A veces creemos que Dios está solo en lo perfecto, en lo bonito, en lo exitoso. Pero no: Dios se hace presente justo cuando llegamos a nuestros límites. Donde nosotros ya no podemos, ahí comienza Él.
¿Y nosotros? ¿Cuáles son hoy nuestras heridas? ¿Qué nos frena, nos duele o nos asusta? ¿Dónde sentimos que ya no podemos más?
Ignacio, durante aquellos días eternos de convalecencia, comenzó a leer vidas de santos, la vida de Cristo... y eso le fue cambiando por dentro. Se dio cuenta de que una vida centrada en la gloria, en el orgullo, en las apariencias... no vale la pena. Que hay otra manera de vivir, más profunda, más verdadera.
Y lo más importante: que sus límites no eran el final. Que Dios le estaba abriendo un camino nuevo. Así le empezó a ilusionar la idea de imitar a los santos, de seguir a Jesús, de dar la vida por algo grande. Ahí comenzó todo.
“¿De qué le sirve al hombre ganar el mundo si pierde su vida?” —le dijo Ignacio a Francisco Javier en París. Esa frase, sacada del Evangelio, le marcó a él... y también puede marcarnos a nosotros.
Echemos bien las cuentas
Jesús, en el evangelio de hoy, no se anda con rodeos. Nos invita a pensar: ¿qué es lo que vale realmente la pena? ¿Qué nos hace felices de verdad? ¿Qué puede llenar ese deseo enorme de bien que todos llevamos dentro?
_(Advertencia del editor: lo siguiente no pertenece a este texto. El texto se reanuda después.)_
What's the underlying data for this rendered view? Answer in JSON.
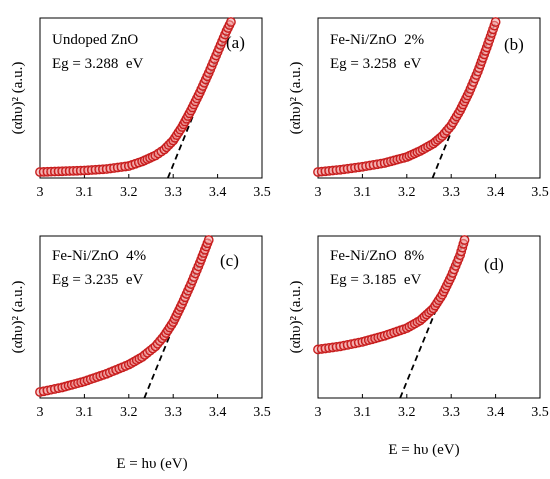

Y su respuesta es clara: Él. Jesús mismo. No algo que Él nos dé, sino Él en persona. Solo Él puede llenar el corazón humano.
Ignacio lo entendió muy bien, y poco a poco fue haciendo suya esa llamada. Tanto, que cuando fundó la Compañía, la llamó “de Jesús”. Porque no se trataba de fundar una ONG, ni una escuela de valores, sino de seguir al Señor con todo el corazón, como compañeros suyos.
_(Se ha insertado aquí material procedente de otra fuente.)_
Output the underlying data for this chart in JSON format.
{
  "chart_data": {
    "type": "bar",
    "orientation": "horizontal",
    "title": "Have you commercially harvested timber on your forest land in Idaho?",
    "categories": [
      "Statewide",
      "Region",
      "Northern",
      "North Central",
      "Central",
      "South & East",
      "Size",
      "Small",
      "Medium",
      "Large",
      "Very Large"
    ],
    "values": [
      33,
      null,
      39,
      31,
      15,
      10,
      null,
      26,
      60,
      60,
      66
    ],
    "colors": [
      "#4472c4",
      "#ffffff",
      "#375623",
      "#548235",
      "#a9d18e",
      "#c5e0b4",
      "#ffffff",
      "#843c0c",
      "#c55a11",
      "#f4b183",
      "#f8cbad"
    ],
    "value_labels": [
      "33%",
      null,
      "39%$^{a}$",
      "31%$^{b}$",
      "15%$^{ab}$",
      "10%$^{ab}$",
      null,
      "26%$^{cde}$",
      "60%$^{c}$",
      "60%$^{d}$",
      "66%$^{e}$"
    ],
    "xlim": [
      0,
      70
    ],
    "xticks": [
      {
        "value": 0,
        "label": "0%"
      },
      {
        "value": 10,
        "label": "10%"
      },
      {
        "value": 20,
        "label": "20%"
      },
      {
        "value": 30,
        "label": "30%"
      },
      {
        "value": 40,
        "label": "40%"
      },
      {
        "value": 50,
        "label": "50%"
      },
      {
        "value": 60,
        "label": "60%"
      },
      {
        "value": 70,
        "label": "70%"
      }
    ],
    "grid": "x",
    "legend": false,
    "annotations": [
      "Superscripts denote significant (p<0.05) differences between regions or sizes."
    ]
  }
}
Incluso las personas más felices y realizadas saben que hay vacíos que no se llenan con nada. Todos sentimos que nos falta algo, que no basta con tener cariño, salud o éxito. Porque el deseo de bien que llevamos dentro es inmenso. Solo Dios puede colmarlo.
Por eso, hoy es buen momento para hacer cuentas: ¿A qué estamos dedicando la vida? ¿A qué le damos tiempo, energía, corazón? ¿Estamos apostando por lo que de verdad importa? Porque ahí nos jugamos la alegría, la paz, el sentido de la vida.
Magis
Hoy Jesús nos dice: “Yo soy más”. Más que todo. Más que cualquier afecto, proyecto o sueño. El “magis” ignaciano no es sólo buscar lo más y mejor, la excelencia en todo los que podamos hacer, sino buscar y hallar al mismo Jesús en todo lo que hacemos, porque él es nuestro mayor bien.
Jesús no se conforma con un rincón en nuestra vida. Quiere entrar hasta el fondo. Y por eso es exigente. Pero lo es con razón, porque sabe lo que promete: vida verdadera. Una vida que vale la pena. ¿Lo escuchamos de verdad? ¿O nos da miedo lo que pide?
A veces, si no hemos tenido un encuentro real con su amor, el Evangelio nos suena duro. Pero cuando lo hemos conocido, cuando sentimos que el Señor nos ama, entonces lo que pide deja de ser carga y se vuelve camino.
Así lo vivió Ignacio. Así lo vivieron tantos después de él. Por eso hay hoy comunidades, congregaciones, laicos, familias enteras que viven desde este mismo espíritu ignaciano: el de Jesús pobre y humilde, que quiere transformar el mundo con su amor.
Y no es el número de seguidores lo que cuenta, ni los títulos, ni la fama. Lo que importa, lo que movía a Ignacio, era “la mayor gloria de Dios y el bien de las personas”. Buscar la verdad. Buscar vivir a fondo.
En la fiesta de San Ignacio, preguntémonos: ¿Estamos dispuestos a arriesgar por Dios? ¿A fiarnos de Él? ¿Tenemos dentro ese deseo de “siempre más”?
Si decimos que sí —aunque sea con miedo— nuestra vida cambiará. Y como nuestro santo patrón, veremos cómo nuestros límites se convierten en el lugar donde Dios hace algo nuevo. Que así sea.